The Location response header field description doesn't conform to current practice as relative URLs seem to be acceptable for redirects. (hmmm... I wonder if this is an HTTP/1.1 issue also). This description limits the Location to use with GET/HEAD which is in conflict with HTTP/1.1.
[a reply:] Here's a grey area. The specification in this draft does not match that in the NCSA documentation, which provides for limited local redirects internal to the server (they don't get sent back to the client as a 'real' redirect). So that's a break with current practice that needs to be fixed. On the other hand, the grey area starts forming because this is overloading an HTTP header field (Location, which takes only an absoluteURI) with a CGI field that has different semantics (Location, which can take an absoluteURI or a server-local URI [with some restrictions]). I'm not sure how to handle this; perhaps define the CGI semantics but make a note that this is also the name of an HTTP field with differing ones? Suggestions? I've discussed the overloading issue briefly with Roy Fielding, and he remarked that it should be safe to avoid this sort of collision by naming CGI header fields with a "CGI-" prefix.
§8.2: The "Status" CGI header field makes no provision for the CGI script downgrading the response to HTTP/1.0.
[a reply:] I don't think it would be a good idea to overload this onto the Status field. There is nothing in CGI/1.1 current practice (AFAIK) that provides for specifying the response protocol, so doing this through a CGI/1.2-only field seems appropriate. Perhaps a token for the Script-Control field..
§10: This recomendation is off base (no pun intended) as it asserts that the HTML returned by a CGI script should not send back relative URLs unless a <BASE> tag is included. There are several alternative warnings, but the statement is too strong asis.
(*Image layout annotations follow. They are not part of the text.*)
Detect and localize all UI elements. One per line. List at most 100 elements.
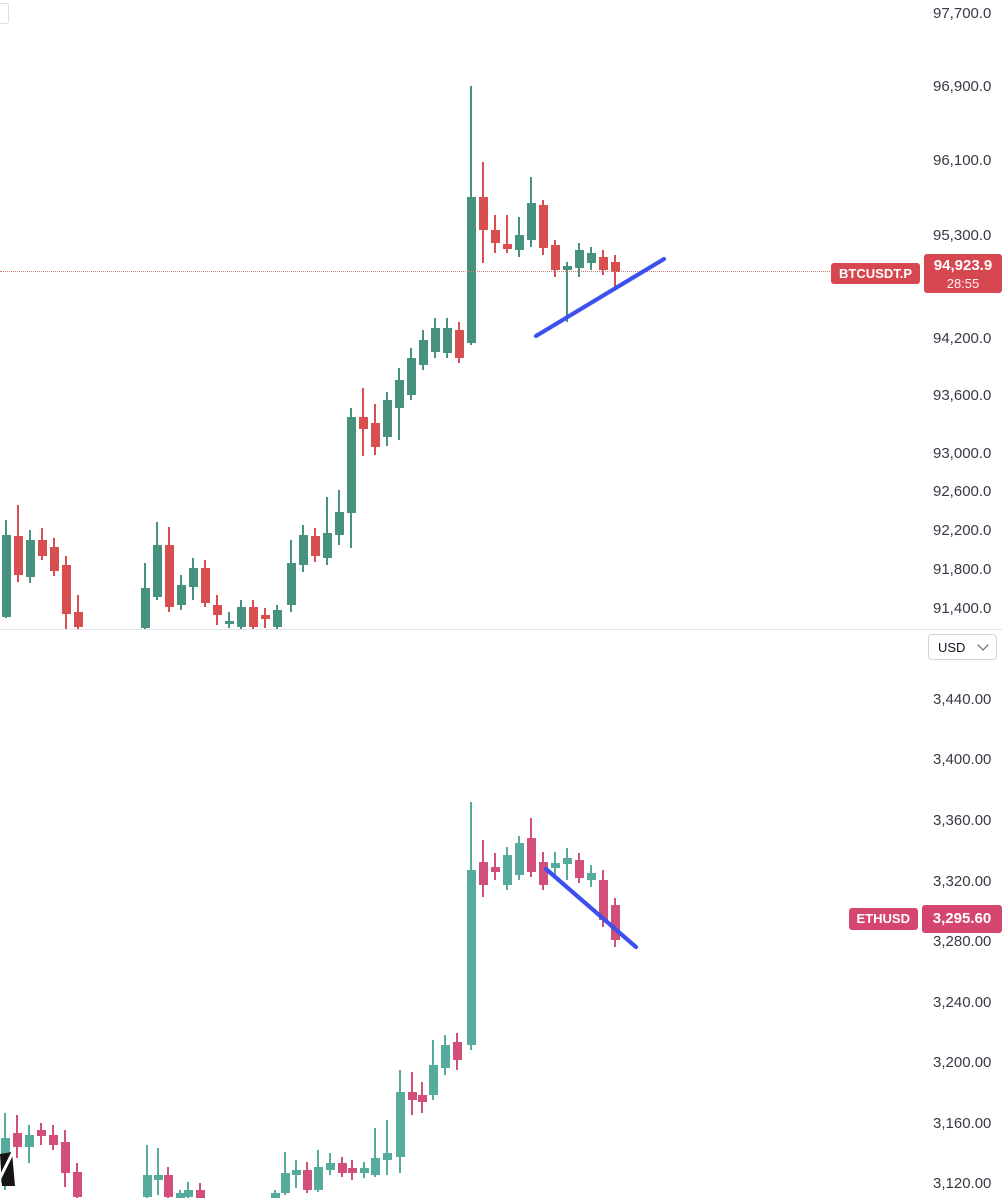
candle-up: [322, 532, 332, 559]
candle-down: [454, 330, 464, 359]
eth-chart-panel[interactable]: 3,440.00 3,400.00 3,360.00 3,320.00 3,280.00…: [0, 662, 1002, 1198]
candle-down: [490, 229, 500, 243]
candle-up: [418, 340, 428, 366]
candle-down: [337, 1163, 347, 1174]
candle-up: [562, 857, 572, 864]
candle-down: [598, 880, 608, 920]
candle-up: [502, 855, 512, 885]
candle-down: [49, 547, 59, 572]
candle-up: [175, 1193, 185, 1198]
candle-up: [280, 1173, 290, 1193]
candle-down: [574, 860, 584, 879]
candle-down: [370, 423, 380, 448]
btc-symbol-text: BTCUSDT.P: [839, 266, 912, 281]
candle-up: [514, 842, 524, 875]
candle-up: [514, 234, 524, 251]
price-tick-label: 91,400.0: [933, 599, 992, 617]
candle-up: [334, 512, 344, 535]
price-tick-label: 93,000.0: [933, 444, 992, 462]
candle-down: [610, 262, 620, 272]
candle-up: [370, 1157, 380, 1175]
candle-up: [298, 535, 308, 566]
candle-up: [382, 400, 392, 437]
candle-up: [236, 607, 246, 627]
candle-wick: [146, 1144, 148, 1198]
candle-down: [347, 1168, 357, 1174]
candle-wick: [157, 1147, 159, 1195]
candle-up: [176, 585, 186, 605]
candle-up: [562, 265, 572, 270]
candle-down: [60, 1141, 70, 1174]
candle-down: [164, 544, 174, 608]
eth-symbol-badge: ETHUSD: [848, 908, 918, 930]
candle-down: [61, 565, 71, 615]
price-tick-label: 96,900.0: [933, 78, 992, 96]
candle-down: [13, 535, 23, 576]
candle-up: [140, 588, 150, 628]
price-tick-label: 92,600.0: [933, 483, 992, 501]
candle-up: [286, 563, 296, 605]
price-tick-label: 3,160.00: [933, 1114, 992, 1132]
toolbar-button-fragment[interactable]: [0, 3, 9, 24]
candle-wick: [566, 847, 568, 880]
candle-up: [346, 416, 356, 514]
candle-down: [195, 1189, 205, 1198]
candle-up: [325, 1163, 335, 1170]
candle-up: [382, 1152, 392, 1161]
btc-bar-countdown: 28:55: [946, 276, 980, 291]
price-tick-label: 95,300.0: [933, 226, 992, 244]
price-tick-label: 3,120.00: [933, 1175, 992, 1193]
candle-wick: [494, 852, 496, 880]
candle-up: [466, 870, 476, 1045]
candle-down: [490, 866, 500, 872]
candle-down: [212, 604, 222, 616]
eth-last-price: 3,295.60: [932, 910, 992, 927]
candle-wick: [228, 612, 230, 628]
price-tick-label: 96,100.0: [933, 152, 992, 170]
price-tick-label: 94,200.0: [933, 330, 992, 348]
candle-up: [395, 1091, 405, 1157]
candle-up: [188, 568, 198, 588]
price-tick-label: 3,280.00: [933, 933, 992, 951]
candle-down: [538, 861, 548, 885]
candle-down: [452, 1042, 462, 1061]
candle-down: [407, 1091, 417, 1100]
candle-wick: [326, 497, 328, 566]
candle-up: [24, 1134, 34, 1147]
candle-down: [37, 539, 47, 557]
candle-down: [248, 607, 258, 627]
candle-up: [183, 1189, 193, 1197]
candle-wick: [374, 1127, 376, 1177]
price-tick-label: 3,360.00: [933, 811, 992, 829]
candle-up: [430, 328, 440, 353]
candle-down: [72, 1171, 82, 1197]
current-price-dotted-line: [0, 271, 838, 273]
watermark-fragment: [0, 1151, 15, 1186]
price-tick-label: 3,320.00: [933, 872, 992, 890]
candle-down: [163, 1175, 173, 1197]
candle-up: [526, 203, 536, 240]
candle-up: [586, 873, 596, 880]
candle-up: [442, 328, 452, 354]
candle-up: [152, 544, 162, 597]
eth-price-label: 3,295.60: [922, 905, 1002, 933]
candle-up: [394, 380, 404, 409]
candle-up: [291, 1170, 301, 1175]
currency-dropdown-value: USD: [938, 639, 966, 655]
btc-chart-panel[interactable]: 97,700.0 96,900.0 96,100.0 95,300.0 94,200.0…: [0, 0, 1002, 630]
price-tick-label: 3,240.00: [933, 993, 992, 1011]
chevron-down-icon: [977, 639, 989, 651]
candle-up: [153, 1175, 163, 1180]
candle-down: [36, 1129, 46, 1136]
panel-separator-line[interactable]: [0, 629, 1002, 630]
price-tick-label: 93,600.0: [933, 387, 992, 405]
candle-up: [270, 1193, 280, 1198]
candle-up: [406, 358, 416, 396]
currency-dropdown[interactable]: USD: [928, 634, 997, 660]
candle-up: [550, 862, 560, 868]
candle-down: [260, 615, 270, 620]
candle-up: [1, 534, 11, 617]
price-tick-label: 97,700.0: [933, 4, 992, 22]
candle-wick: [386, 1119, 388, 1175]
price-tick-label: 91,800.0: [933, 560, 992, 578]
[a reply:] I disagree here. I'm not sure what you mean by "alternative warnings," but I would neither like to see this made stronger nor weaker. But convince me; what is your reasoning? I'm concerned about possible exposures if a script is accessed through an unexpected URI -- such as a link on a UNIX system.
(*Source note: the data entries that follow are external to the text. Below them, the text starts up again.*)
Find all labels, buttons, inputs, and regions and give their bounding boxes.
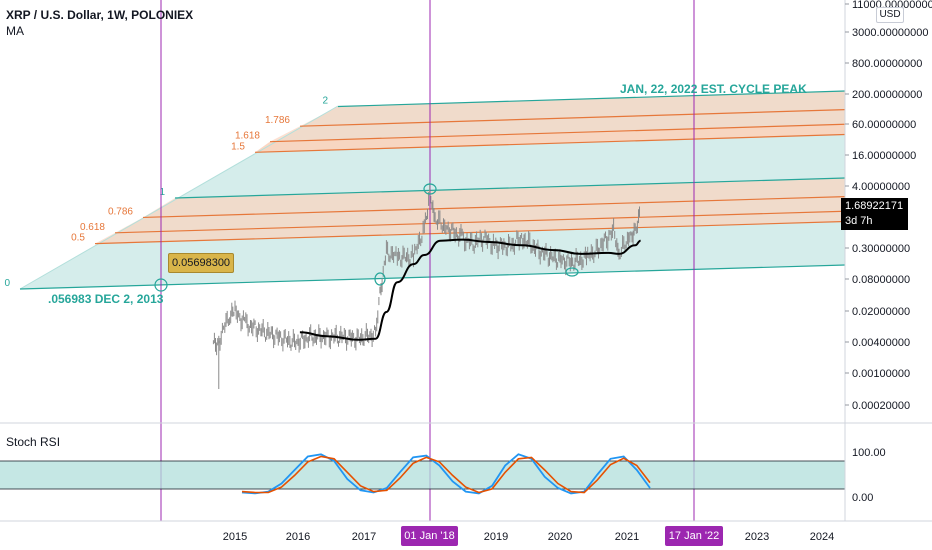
fib-level-label: 1.618 (235, 131, 260, 142)
price-tick-label: 3000.00000000 (852, 27, 928, 39)
price-tick-label: 0.00100000 (852, 368, 910, 380)
peak-label: JAN, 22, 2022 EST. CYCLE PEAK (620, 82, 807, 96)
price-tick-label: 800.00000000 (852, 58, 922, 70)
fib-level-line (337, 90, 846, 108)
price-tick-label: 0.00020000 (852, 400, 910, 412)
fib-level-label: 0 (4, 278, 10, 289)
price-tick-label: 0.30000000 (852, 243, 910, 255)
time-axis[interactable]: 2015 2016 2017 2019 2020 2021 2023 2024 (223, 531, 834, 543)
fib-level-label: 1 (159, 187, 165, 198)
price-tick-label: 0.08000000 (852, 274, 910, 286)
stoch-title[interactable]: Stoch RSI (6, 435, 61, 449)
fib-level-label: 2 (322, 96, 328, 107)
last-price-tag: 1.68922171 3d 7h (841, 198, 908, 230)
fib-level-line (142, 196, 846, 219)
stoch-band (0, 461, 845, 489)
chart-title[interactable]: XRP / U.S. Dollar, 1W, POLONIEX (6, 8, 194, 22)
ma-line (299, 238, 641, 341)
circle-start (154, 278, 168, 292)
fib-fill-orange (115, 196, 845, 233)
date-marker-2022[interactable]: 17 Jan '22 (665, 526, 723, 546)
stoch-tick-label: 100.00 (852, 447, 886, 459)
price-axis[interactable]: 11000.00000000 3000.00000000 800.00000000 2… (845, 0, 932, 412)
circle-annotations (154, 183, 579, 292)
circle-2020-low (565, 267, 579, 277)
fib-level-label: 1.786 (265, 115, 290, 126)
bar-countdown: 3d 7h (845, 215, 873, 227)
date-marker-2018[interactable]: 01 Jan '18 (401, 526, 458, 546)
time-tick-label: 2015 (223, 531, 247, 543)
fib-level-label: 0.786 (108, 206, 133, 217)
price-tick-label: 60.00000000 (852, 119, 916, 131)
fib-fill-orange (95, 211, 845, 244)
fib-fill-orange (270, 109, 845, 142)
stoch-axis[interactable]: 100.00 0.00 (852, 447, 886, 504)
date-marker-lines (160, 0, 695, 521)
time-tick-label: 2016 (286, 531, 310, 543)
time-tick-label: 2019 (484, 531, 508, 543)
fib-level-line (94, 220, 846, 245)
time-tick-label: 2024 (810, 531, 834, 543)
time-tick-label: 2023 (745, 531, 769, 543)
circle-2018-peak (423, 183, 437, 195)
price-tick-label: 16.00000000 (852, 150, 916, 162)
fib-level-line (174, 177, 846, 199)
fib-level-label: 0.618 (80, 222, 105, 233)
fib-level-line (254, 133, 846, 153)
fib-fill-orange (300, 91, 845, 127)
currency-button[interactable]: USD (876, 7, 904, 23)
fib-level-line (19, 264, 846, 290)
price-tick-label: 0.00400000 (852, 337, 910, 349)
fib-level-label: 1.5 (231, 141, 245, 152)
time-tick-label: 2021 (615, 531, 639, 543)
start-label: .056983 DEC 2, 2013 (48, 292, 164, 306)
last-price-value: 1.68922171 (845, 200, 904, 212)
stoch-tick-label: 0.00 (852, 492, 873, 504)
price-tick-label: 4.00000000 (852, 181, 910, 193)
stoch-d-line (241, 455, 651, 494)
time-tick-label: 2020 (548, 531, 572, 543)
fib-lines (19, 90, 846, 290)
fib-fill-orange (255, 124, 845, 153)
fib-level-line (114, 210, 846, 234)
indicator-ma-label[interactable]: MA (6, 24, 24, 38)
price-tick-label: 0.02000000 (852, 306, 910, 318)
fib-level-line (299, 109, 846, 127)
fib-level-line (269, 123, 846, 143)
fib-fill-orange (143, 178, 845, 218)
price-tick-label: 200.00000000 (852, 89, 922, 101)
start-value-label: 0.05698300 (168, 253, 234, 273)
fib-level-label: 0.5 (71, 233, 85, 244)
circle-2017 (374, 272, 386, 286)
time-tick-label: 2017 (352, 531, 376, 543)
price-tick-label: 11000.00000000 (852, 0, 932, 11)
§8.2, §11.1, §11.2: States that the newline sequence for header data is LF but CR LF should be accepted. Elsewhere it tells the server it must re-write LF to CRLF. It would be more sensible to have the newline sequence be CR LF but tell servers to fix it up ...
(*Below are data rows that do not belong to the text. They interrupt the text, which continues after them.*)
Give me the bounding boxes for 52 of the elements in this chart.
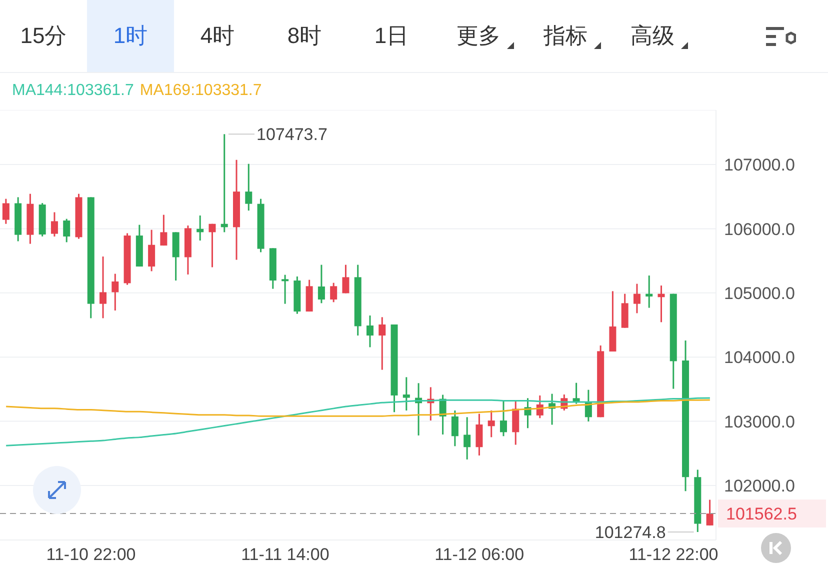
text: 更多 bbox=[456, 22, 500, 50]
candlestick bbox=[196, 214, 204, 242]
x-tick-label: 11-12 06:00 bbox=[434, 545, 524, 564]
candlestick bbox=[318, 264, 325, 304]
y-tick-label: 102000.0 bbox=[724, 476, 795, 496]
candlestick bbox=[658, 284, 665, 323]
text: 15分 bbox=[20, 22, 67, 50]
candlestick bbox=[282, 274, 289, 305]
candlestick bbox=[464, 416, 471, 460]
ref-line-label: 101562.5 bbox=[726, 504, 797, 524]
annotation: 101274.8 bbox=[594, 522, 666, 542]
text: 高级 bbox=[630, 22, 674, 50]
candlestick bbox=[488, 410, 495, 438]
candlestick bbox=[148, 229, 156, 272]
candlestick bbox=[706, 499, 714, 526]
line-series bbox=[5, 397, 711, 446]
candlestick bbox=[63, 218, 70, 243]
candlestick bbox=[646, 274, 653, 309]
candlestick bbox=[342, 264, 350, 294]
y-tick-label: 103000.0 bbox=[724, 412, 795, 432]
x-tick-label: 11-11 14:00 bbox=[241, 545, 330, 564]
candlestick bbox=[220, 133, 228, 233]
candlestick bbox=[2, 198, 10, 225]
y-tick-label: 104000.0 bbox=[724, 348, 795, 368]
candlestick bbox=[451, 410, 458, 447]
y-tick-label: 106000.0 bbox=[724, 220, 795, 239]
candlestick bbox=[512, 400, 520, 446]
annotation: 107473.7 bbox=[256, 125, 328, 144]
candlestick bbox=[112, 273, 119, 312]
candlestick bbox=[208, 223, 216, 268]
candlestick bbox=[100, 256, 107, 319]
x-tick-label: 11-12 22:00 bbox=[628, 545, 718, 564]
y-tick-label: 105000.0 bbox=[724, 284, 795, 303]
candlestick bbox=[330, 282, 338, 303]
text: 1时 bbox=[113, 22, 148, 50]
text: MA144:103361.7 bbox=[12, 82, 134, 100]
candlestick bbox=[245, 163, 252, 212]
y-tick-label: 107000.0 bbox=[724, 156, 795, 175]
candlestick bbox=[160, 214, 168, 246]
candlestick bbox=[633, 283, 640, 314]
text: 1日 bbox=[374, 22, 409, 50]
candlestick bbox=[402, 376, 410, 412]
text: 指标 bbox=[544, 22, 588, 50]
candlestick bbox=[476, 413, 483, 456]
candlestick bbox=[500, 400, 507, 437]
text: MA169:103331.7 bbox=[140, 82, 262, 100]
x-tick-label: 11-10 22:00 bbox=[46, 545, 136, 564]
candlestick bbox=[50, 211, 58, 238]
text: 8时 bbox=[287, 22, 322, 50]
candlestick bbox=[366, 314, 374, 348]
text: 4时 bbox=[200, 22, 235, 50]
candlestick bbox=[378, 316, 386, 371]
The fact that the canonical query-string parameter separator is the ampersand (&) causes some problems, since it has special meaning in HTML as the character-entity introducer. draft-fielding-uri-syntax-03 lists several reserved characters that may be used as URI-component delimiters:
reserved = ";" | "/" | "?" | ":" | "@" | "&" | "=" | "+" |
"$" | ","
It seems reasonable that the CGI specification recommend the use of one of the other delimiters rather than the ampersand.
Unfortunately, this has implications where HTML form data are concerned.